Data sources to consider
| Source | What you get |
|---|---|
| NREL National Solar Radiation Database (NSRDB) | Hourly GHI/DNI/DHI for any US site, 1998–present |
| NREL System Advisor Model (SAM) | Reference PV plant performance curves and degradation |
| NREL Annual Technology Baseline (ATB) | Capex / opex / LCOS by year for Li-ion, PHS, CSP |
| Lazard LCOS report | Independent storage cost benchmarks |
| EIA Form 860 / 923 | Real utility-scale plant performance records |
| CAISO OASIS | Real net-load (duck curve) traces for a reference grid |
Common pitfalls and judge commentary patterns
- Ignoring round-trip efficiency. Li-ion is ~88%, PHS ~78%, CSP thermal ~40%. This dominates the answer; teams that skip it score poorly.
- Sizing only for the average day. The binding constraint is a low-irradiance week, not the mean. Judges flag teams who never tested December.
- Treating "100 MW solar" as 100 MW × 24 h. Capacity factor for desert PV is roughly 26–30%; failing to apply it produces wildly oversized storage.
- No degradation. Li-ion loses ~2% capacity/year; over a 20-year horizon this matters for LCOS.
- Recommendation without a sensitivity table.
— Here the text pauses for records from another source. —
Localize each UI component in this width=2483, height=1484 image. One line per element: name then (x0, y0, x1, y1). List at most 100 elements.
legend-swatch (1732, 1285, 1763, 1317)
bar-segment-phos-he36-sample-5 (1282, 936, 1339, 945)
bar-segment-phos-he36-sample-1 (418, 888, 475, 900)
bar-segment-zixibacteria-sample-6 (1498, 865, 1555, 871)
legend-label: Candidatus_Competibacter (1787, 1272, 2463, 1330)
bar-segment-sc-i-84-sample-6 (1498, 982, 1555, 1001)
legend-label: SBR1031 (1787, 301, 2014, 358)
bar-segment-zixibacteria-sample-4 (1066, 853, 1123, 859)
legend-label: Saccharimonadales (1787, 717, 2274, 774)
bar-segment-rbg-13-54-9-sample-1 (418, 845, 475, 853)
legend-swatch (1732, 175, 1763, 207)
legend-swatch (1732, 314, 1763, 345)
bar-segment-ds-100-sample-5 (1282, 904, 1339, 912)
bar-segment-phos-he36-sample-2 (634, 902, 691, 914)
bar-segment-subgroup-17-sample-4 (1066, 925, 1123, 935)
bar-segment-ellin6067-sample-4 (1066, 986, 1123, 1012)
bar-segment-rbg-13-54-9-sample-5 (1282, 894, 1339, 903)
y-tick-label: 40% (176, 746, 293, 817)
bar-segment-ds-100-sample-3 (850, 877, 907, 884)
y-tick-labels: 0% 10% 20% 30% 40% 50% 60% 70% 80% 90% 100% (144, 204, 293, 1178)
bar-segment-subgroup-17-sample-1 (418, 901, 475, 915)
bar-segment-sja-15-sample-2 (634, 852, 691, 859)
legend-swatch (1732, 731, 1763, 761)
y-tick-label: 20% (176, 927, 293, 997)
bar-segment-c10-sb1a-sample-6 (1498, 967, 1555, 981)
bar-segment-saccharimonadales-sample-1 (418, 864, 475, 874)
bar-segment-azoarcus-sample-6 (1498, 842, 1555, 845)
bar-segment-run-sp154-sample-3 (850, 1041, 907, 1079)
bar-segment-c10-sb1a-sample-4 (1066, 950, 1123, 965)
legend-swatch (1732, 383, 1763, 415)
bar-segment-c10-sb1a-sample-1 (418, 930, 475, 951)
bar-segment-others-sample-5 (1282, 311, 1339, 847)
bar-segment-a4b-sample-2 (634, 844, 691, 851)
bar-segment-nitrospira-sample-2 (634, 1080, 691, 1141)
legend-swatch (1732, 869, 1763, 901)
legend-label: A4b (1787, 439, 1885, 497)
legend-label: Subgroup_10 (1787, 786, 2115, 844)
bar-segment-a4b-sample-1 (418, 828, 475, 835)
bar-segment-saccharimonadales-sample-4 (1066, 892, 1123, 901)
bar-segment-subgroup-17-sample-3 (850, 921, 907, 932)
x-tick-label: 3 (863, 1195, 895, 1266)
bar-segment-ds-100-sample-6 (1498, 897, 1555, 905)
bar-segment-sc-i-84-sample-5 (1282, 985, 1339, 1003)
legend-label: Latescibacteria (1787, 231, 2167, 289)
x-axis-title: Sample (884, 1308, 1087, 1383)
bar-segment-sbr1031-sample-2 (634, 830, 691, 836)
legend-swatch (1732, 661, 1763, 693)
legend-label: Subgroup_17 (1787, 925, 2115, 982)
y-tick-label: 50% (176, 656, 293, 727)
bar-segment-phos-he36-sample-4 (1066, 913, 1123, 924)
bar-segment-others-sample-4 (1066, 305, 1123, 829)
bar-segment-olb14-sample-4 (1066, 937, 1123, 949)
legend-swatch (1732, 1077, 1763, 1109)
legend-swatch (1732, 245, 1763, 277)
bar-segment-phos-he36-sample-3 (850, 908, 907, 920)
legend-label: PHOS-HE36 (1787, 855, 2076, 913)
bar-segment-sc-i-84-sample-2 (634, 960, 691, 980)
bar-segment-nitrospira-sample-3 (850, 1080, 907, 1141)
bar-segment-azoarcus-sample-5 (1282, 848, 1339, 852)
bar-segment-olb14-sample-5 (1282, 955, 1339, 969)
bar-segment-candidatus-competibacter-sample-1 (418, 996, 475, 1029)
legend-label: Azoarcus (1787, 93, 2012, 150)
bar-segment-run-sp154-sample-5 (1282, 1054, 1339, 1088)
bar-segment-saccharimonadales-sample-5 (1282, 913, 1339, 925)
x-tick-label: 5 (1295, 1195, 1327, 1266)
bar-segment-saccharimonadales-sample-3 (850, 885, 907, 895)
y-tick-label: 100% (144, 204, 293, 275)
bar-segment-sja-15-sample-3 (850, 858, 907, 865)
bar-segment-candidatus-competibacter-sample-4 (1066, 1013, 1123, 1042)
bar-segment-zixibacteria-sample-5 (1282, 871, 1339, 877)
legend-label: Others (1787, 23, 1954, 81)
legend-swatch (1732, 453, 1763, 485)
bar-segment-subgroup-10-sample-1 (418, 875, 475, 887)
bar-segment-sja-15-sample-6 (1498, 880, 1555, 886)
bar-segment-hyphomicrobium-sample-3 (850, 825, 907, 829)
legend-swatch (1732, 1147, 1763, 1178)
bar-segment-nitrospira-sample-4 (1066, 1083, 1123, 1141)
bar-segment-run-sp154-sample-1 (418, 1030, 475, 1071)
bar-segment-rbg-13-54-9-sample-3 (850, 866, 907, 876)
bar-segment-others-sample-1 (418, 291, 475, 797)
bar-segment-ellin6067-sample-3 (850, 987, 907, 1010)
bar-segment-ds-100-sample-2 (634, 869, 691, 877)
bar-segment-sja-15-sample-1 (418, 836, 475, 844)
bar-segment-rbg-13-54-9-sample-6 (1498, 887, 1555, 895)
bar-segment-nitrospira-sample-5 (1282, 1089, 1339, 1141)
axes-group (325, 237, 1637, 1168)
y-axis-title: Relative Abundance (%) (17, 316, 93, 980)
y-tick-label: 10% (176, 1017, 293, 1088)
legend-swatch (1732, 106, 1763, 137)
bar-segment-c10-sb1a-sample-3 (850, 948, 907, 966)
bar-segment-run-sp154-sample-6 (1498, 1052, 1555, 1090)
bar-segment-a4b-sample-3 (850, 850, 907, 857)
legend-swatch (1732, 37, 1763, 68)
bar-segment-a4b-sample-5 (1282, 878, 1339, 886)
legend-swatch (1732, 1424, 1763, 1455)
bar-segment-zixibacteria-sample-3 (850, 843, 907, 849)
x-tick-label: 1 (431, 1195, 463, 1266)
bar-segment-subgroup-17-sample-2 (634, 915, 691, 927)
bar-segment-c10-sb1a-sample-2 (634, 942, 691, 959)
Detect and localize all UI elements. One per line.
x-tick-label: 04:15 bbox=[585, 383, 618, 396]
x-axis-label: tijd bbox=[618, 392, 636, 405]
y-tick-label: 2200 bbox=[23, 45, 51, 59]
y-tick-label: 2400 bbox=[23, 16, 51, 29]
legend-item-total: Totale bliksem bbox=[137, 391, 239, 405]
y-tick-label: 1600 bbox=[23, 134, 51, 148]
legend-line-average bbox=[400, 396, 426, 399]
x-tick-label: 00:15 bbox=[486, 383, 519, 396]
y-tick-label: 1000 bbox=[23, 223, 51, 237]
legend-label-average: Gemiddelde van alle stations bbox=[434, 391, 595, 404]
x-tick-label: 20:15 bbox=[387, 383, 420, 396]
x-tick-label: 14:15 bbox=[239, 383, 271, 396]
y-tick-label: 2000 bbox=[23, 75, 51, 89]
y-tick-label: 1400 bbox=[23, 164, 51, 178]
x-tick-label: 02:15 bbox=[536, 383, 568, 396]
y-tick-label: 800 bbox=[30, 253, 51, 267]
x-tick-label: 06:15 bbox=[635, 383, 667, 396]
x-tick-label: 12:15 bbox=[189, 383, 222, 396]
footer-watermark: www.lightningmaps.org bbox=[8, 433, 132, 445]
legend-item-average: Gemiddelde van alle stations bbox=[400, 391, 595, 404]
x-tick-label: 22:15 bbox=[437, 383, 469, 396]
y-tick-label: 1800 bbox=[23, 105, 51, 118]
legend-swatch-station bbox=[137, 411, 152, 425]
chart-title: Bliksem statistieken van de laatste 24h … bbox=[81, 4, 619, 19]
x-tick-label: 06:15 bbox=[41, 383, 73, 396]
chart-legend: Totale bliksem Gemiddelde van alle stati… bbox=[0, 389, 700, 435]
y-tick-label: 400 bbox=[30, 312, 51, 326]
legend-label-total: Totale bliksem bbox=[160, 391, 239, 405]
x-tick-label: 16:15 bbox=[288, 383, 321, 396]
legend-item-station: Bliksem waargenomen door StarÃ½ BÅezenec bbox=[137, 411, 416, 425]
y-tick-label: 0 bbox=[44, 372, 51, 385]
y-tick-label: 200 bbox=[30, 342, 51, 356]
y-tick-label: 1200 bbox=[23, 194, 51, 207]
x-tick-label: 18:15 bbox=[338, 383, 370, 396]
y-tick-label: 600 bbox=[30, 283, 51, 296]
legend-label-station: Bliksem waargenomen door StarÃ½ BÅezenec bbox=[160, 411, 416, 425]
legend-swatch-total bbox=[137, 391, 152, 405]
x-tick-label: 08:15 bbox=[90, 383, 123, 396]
Top papers pair every number with a one-paragraph "what if costs fall 30%" alternative.
Python sketch
A minimal LP dispatch for one representative day, using PuLP. Extend to 8760 hours for the real submission.
import numpy as np
import pulp
# --- inputs (illustrative) ---
H = 24
pv = np.array([0,0,0,0,0,0, 5,20,45,70,85,92, 95,92,82,65,40,15, 3,0,0,0,0,0]) # MW
load = np.array([20,18,16,15,15,18, 25,40,55,60,55,50, 45,42,40,45,55,80, 90,85,70,55,40,28]) # MW
eta_c, eta_d = 0.94, 0.94 # one-way efficiencies (Li-ion)
SOC_max = 400 # MWh capacity (decision variable in outer loop)
P_rate = 80 # MW power rating
SOC0 = 0.5 * SOC_max
m = pulp.LpProblem("dispatch", pulp.LpMinimize)
c = [pulp.LpVariable(f"c{t}", 0, P_rate) for t in range(H)] # charge MW
d = [pulp.LpVariable(f"d{t}", 0, P_rate) for t in range(H)] # discharge MW
soc = [pulp.LpVariable(f"s{t}", 0.1*SOC_max, SOC_max) for t in range(H)]
unmet = [pulp.LpVariable(f"u{t}", 0) for t in range(H)]
# objective: minimize unmet load (penalty) + small charge cost
m += pulp.lpSum(1000*unmet[t] + 0.01*c[t] for t in range(H))
for t in range(H):
# delivered = pv - charge + discharge; must >= load - unmet
m += pv[t] - c[t] + d[t] + unmet[t] >= load[t]
prev = SOC0 if t == 0 else soc[t-1]
m += soc[t] == prev + eta_c*c[t] - d[t]/eta_d
m.solve(pulp.PULP_CBC_CMD(msg=False))
print("unmet MWh:", sum(u.value() for u in unmet))
Sensitivity & validation checklist
- Re-run sizing for a December week and a July week — does the recommendation hold?
- Vary Li-ion capex ±30% (this is the dominant cost driver).
- Vary discount rate from 4% to 8% (utility WACC bands).
- Compare against a no-storage baseline: how much PV is curtailed?
- Validate that delivered MWh / generated MWh ≈ round-trip efficiency on net-charging days.